今、トーキョー・ゾーンの海に白波を立たせて激怒する花嫁は、「トビウオのレン」こと鬼船蓮。怒りの原因となった花婿予定者は、その夫たるべき「ヘタレのカンバ」こと、鬼船神馬だ。
「この結婚式にご参列くださった皆様!」
羽織袴に鬼髑髏の紋付きを羽織る老人、トーキョー海賊の頭領、鬼船竜雲将軍がレンの前に立つ。
「ご覧のとおり、我が孫、鬼船カンバは花嫁の前から逃げおった。まさにヘタレのカンバじゃ。この期に及んでは、我ら鬼船一党の後継者は孫の神馬ではなく、その嫁のレンとしたい。ご一同、賛同いただけるか?」
集まった者たちから歓声が沸き起こる。ヘタレの神馬に比べ、トビウオのレンの人気は抜群だ。若い海賊たちはレンの親衛隊を組織しているほどだった。
「やったぞ! 俺たちのレンが将軍になる!」
親衛隊長の一本槍の銀次が拳を突き上げた。
「そうね、これで、鬼船党は安心だね!」
親衛隊の紅一点、カモメのお独楽も小躍りする。
「もう、ヘタレは帰ってこんでええなあ」
クジラのゴン太が巨体を揺すると筏が揺れた。
そんな中、フジツボのマサだけは、がっくりとうなだれていた。
(若……なんでこんなことを……)
どんなに敵の攻撃が激しくとも、突撃する船の先端に立ち、進路を指揮する猛者は、ずっと神馬の守り役だった。
(あっしの育て方が悪かったのか……それとも、若の素質があんまりなのか……)
フジツボのマサは、昨夜の出来事を思い出す。
満月に波がゆらめく幻想的な夜、筏に繋がれた一艘の小型ボートに二人の若者が乗っていた。翌日に結婚式を備えた神馬とレンだ。都市部では体にフィットするボディ・スーツが主流だが、海賊たちの普段着はTシャツや短パン姿だ。マサは、三艘離れた別のボートで筵を被り隠れていた。何事にも自信のないカンバが、何かあったら助けて欲しいとマサに頼んだのだ。
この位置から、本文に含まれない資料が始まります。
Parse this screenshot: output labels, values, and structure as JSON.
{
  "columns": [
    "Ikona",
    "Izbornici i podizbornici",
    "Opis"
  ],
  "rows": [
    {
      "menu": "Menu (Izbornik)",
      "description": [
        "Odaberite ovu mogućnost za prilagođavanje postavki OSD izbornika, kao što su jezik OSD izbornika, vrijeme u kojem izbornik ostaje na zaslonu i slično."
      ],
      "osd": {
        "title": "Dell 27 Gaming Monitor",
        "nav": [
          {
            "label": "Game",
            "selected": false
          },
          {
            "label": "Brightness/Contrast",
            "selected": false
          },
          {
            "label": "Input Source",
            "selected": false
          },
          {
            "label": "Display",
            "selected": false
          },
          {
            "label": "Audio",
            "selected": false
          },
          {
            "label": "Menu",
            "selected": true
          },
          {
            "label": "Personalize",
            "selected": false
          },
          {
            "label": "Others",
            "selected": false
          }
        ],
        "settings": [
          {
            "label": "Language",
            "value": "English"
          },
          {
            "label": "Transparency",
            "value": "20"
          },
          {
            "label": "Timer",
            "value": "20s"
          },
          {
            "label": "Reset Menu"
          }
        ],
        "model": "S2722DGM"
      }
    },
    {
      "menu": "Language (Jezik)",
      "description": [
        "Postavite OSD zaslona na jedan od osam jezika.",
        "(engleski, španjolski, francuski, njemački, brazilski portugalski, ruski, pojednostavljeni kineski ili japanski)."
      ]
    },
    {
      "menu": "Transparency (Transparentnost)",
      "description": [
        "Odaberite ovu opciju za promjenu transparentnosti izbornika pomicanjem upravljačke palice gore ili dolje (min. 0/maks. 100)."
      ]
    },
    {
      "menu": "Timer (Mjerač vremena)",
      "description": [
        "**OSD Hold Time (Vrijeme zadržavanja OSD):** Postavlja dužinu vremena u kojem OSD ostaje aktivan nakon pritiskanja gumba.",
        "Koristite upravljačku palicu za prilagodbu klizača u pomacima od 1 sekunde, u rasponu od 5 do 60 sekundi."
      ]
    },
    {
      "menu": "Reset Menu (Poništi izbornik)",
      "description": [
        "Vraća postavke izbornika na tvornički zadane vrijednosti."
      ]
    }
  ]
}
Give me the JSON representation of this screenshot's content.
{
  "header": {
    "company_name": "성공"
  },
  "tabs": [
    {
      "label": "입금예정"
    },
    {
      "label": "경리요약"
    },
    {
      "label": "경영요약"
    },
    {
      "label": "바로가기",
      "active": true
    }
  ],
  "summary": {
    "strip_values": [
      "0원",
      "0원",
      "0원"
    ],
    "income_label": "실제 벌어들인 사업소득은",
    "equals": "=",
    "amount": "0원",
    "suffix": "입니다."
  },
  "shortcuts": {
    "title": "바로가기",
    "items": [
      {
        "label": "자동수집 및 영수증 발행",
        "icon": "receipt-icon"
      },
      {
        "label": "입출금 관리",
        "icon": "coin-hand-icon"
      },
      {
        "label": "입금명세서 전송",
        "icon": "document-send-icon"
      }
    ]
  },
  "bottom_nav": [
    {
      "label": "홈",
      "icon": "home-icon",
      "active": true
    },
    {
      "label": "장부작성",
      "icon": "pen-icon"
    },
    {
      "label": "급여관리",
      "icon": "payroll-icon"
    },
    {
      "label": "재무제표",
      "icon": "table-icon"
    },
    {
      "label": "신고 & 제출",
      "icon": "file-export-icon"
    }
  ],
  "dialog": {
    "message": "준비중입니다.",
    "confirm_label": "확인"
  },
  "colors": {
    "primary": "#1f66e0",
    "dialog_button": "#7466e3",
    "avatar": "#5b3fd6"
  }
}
「何かあったらって、いったい何があるっていうんです?」
「ほら、レンって、カッとすると何するかわからないじゃん?」
「そりゃあ、確かにそういうところはあるけど、さすがに若に対しては何もせんでしょう」
「そうかなあ……」
「そうですよ。いったいどういうわけなのか、レンときたら、幼い頃から若ひと筋でしたからねえ」
「まあ……そうなんだけどね……」
「何があっても、どーんと受け止めればいいんです」
「ほら、そこなんだよ。どーんと受け止められなかったら、どうなると思う? だからお願い、何かあったら、オレを助けて!」
と、カンバはマサを拝んだ。そして、ボートの中で、結婚式を控えた二人の男女が向かい合う。
「ねえ、カンバ」
トーキョー海賊随一のナイフの達人とは思えぬ甘えた声だ。
「実はね、結婚初夜にどんなふうにするのか、雪婆に教わったんだ」
雪婆とは、トーキョー海賊近隣八村のひとつ、橋村の長・毛針のお雪こと木村雪のことだ。かつて、その美貌で男を引き寄せ、毛針のように引っかけて逃さなかった逸話のある女海賊は八十歳を超えても元気いっぱいで、娘たちに様々な作法を教えている。
「へえ……よかったね……」
「でね、それでちゃんとできるかどうか、初夜の前に試しておきたいんだ」
「試して……」
「そう。明日があたしたちの初夜でしょ? そのときに失敗しないために練習できるのは、もう今夜しか残っていないから」
「そうだね……」
カンバの顔が引きつっていくのが手にとるようだとマサは思った。
「だからカンバ、脱いでくれる?」
「えっ……」
「手伝ってあげるから」
カンバは裸にされた。
「ふーん、今はこんななのね」
カンバの股間を見たのだろうとマサは想像した。
「じゃ、あたしも脱ぐね」
思わず、マサは筵を持ち上げた。月光に、レンの見事な肢体が浮かび上がる。
(キレイだ……)
気がついたときには、マサの股間は痛いほどに屹立していた。
「あれ? 変だなあ……」
「え?」
「あたしが脱げば、ここが大きくなるって教わったんだけど……」
「そうなんだ……」
「じゃあ、これを見て――」
レンは腰を落とし、カンバの鼻先で両脚を開いた。マサは鼻血が出そうだ。
「おっかしいなあ……ちょっと、触るね」
「あっ……」
「ダメだなあ……じゃあ、これならどう?」
ちゅぱちゅぱと舐める音が聞こえてくる。
「……レン……今夜はこれくらいにしておこうよ」
「だって、明日が本番なのに……」
「ごめん、続きは明日ってことで」
カンバはボートを飛び出し、裸のまま筏のデッキを走り去った。
(昨夜、できなかったことを苦にして逃げ出したんだ……)
まだ怒りの収まらない花嫁の前で、花婿抜きの結婚披露パーティーが始まった。
「マサ爺!」
マサを見つけたレンが駆け寄ってくる。
「カンバはどこに行っちゃったの?」
目がうるうるとしている。誰よりも機敏で強いこの女海賊が、なんで誰よりも愚鈍で弱虫なヘタレのカンバをここまで好きになってしまったのか、トーキョー海賊七不思議の一番目に数えられている。
「とんと見当がつきません。わかれば、あっしがすっ飛んで連れて帰ってきますよ」
「でもね……」
レンは力なく座り込んだ。
「カンバは、あたしから逃げたんじゃないと思うの」
(いや、あんた以外に逃げる相手はいない……)
「だからね、無理に連れ帰るのは可愛そうかなって思う」
感情の波が激しいのがレンの特長だ。
「レン!」
親衛隊の銀次たちがやって来た。
「心配するな。披露宴が終わったら、俺たちがカンバを探しに行くよ」
「そうよ。とっ捕まえて、縛り上げて連れてくるから、あとは好きにしなさい」
「ホント? ありがとう!」
(おっとっとっと……連れ帰るのは可愛そうなんじゃなかったっけ?)
「肉が焼けたぞーっ!」
かつて房総半島と呼ばれた一帯は、地盤沈下の影響でチャイバ・アイランドという島になり、ニューヨーク・リバティ・シティを首都とするアメリカ・アライアンス・チェーン、通称AACに統治されている。肉は、チャイバ・アイランドの中心都市、チャイバ・タウンの軍用食肉倉庫から奪ってきたものだ。